MMP9 production by human monocyte-derived macrophages is decreased on polymerized type I collagen

• Published in: Journal of vascular surgery Vol. 34; no. 6; pp. 1111 - 1118
• Main Authors: Lepidi, Sandro, Kenagy, Richard D., Raines, Elaine W., Chiu, Ernest S., Chait, Alan, Ross, Russell, Clowes, Alexander W.
• Format: Journal Article
• Language: English
• Published: New York, NY Elsevier Inc 01.12.2001; Elsevier
• Subjects: Aortic Aneurysm - enzymology; Arteriosclerosis - enzymology; Atherosclerosis (general aspects, experimental research); Biological and medical sciences; Blood and lymphatic vessels; Cardiology. Vascular system; Cell Culture Techniques - methods; Cell Culture Techniques - standards; Cell Differentiation - physiology; Cell Size; Collagen Type I - pharmacology; Culture Media - pharmacology; Cytokines - physiology; Extracellular Space - physiology; Growth Substances - physiology; Humans; Immunohistochemistry; Macrophages - drug effects; Macrophages - enzymology; Matrix Metalloproteinase 9 - biosynthesis; Medical sciences; Monocytes - drug effects; Monocytes - enzymology; Polymers - pharmacology; Precipitin Tests; Tumor Necrosis Factor-alpha - pharmacology; Human; Prognosis; Enzyme; Pathogenesis; Cardiovascular disease; Metalloendopeptidases; Interleukin 1β; Gelatinase B; Vascular disease; Peptidases; Atherosclerotic plaque; Collagen; Atherosclerosis; Tissue rupture; Hydrolases; Platelet derived growth factor; Tumor necrosis factor α; Macrophage
• ISSN: 0741-5214; 1097-6809
• DOI: 10.1067/mva.2001.119401

The production of matrix metalloproteinases (MMPs), such as MMP9, by macrophages may be a critical factor in the rupture of unstable atherosclerotic plaques and aortic aneurysms. Therefore, we studied the role of matrix and soluble cytokines in the regulation of monocyte/macrophage expression of MMP9. Although freshly isolated monocytes synthesize little MMP9, cells cultured on tissue-culture plastic differentiate into macrophages and synthesize maximal amounts of MMP9. Differentiated macrophages cultured on plastic are unresponsive to further stimulation by interleukin 1β, tumor necrosis factor α, or platelet-derived growth factor BB. In contrast, monocytes cultured on polymerized collagen synthesize much less MMP9 than cells cultured on plastic and demonstrate a more than three-fold increase in MMP9 synthesis in response to interleukin 1β, tumor necrosis factor α, and platelet-derived growth factor BB. To determine whether the physical state of the collagen was critical for the decrease in basal synthesis of MMP9, monocytes were cultured in suspension for 5 days to allow differentiation and then seeded onto monomer or polymerized collagen.
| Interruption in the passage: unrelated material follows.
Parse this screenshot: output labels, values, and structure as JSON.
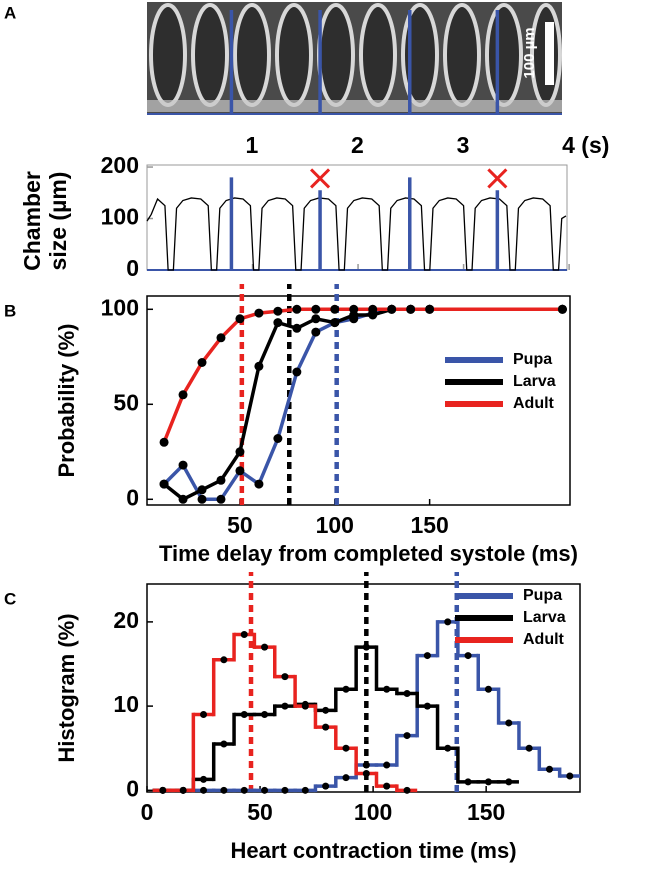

Synthesis of MMP9 was significantly decreased in cells on polymerized collagen and modestly increased in macrophages seeded on monomer collagen. These results suggest that MMP9 synthesis by macrophages in the vessel wall may be under negative control by native, polymerized collagen and that disruption of this native conformation could increase MMP9 production. In addition, cells in contact with the collagen matrix are potentially more responsive to soluble mediators such as platelet-derived growth factor, interleukin 1β, and tumor necrosis factor α. (J Vasc Surg 2001;34:1111-8.)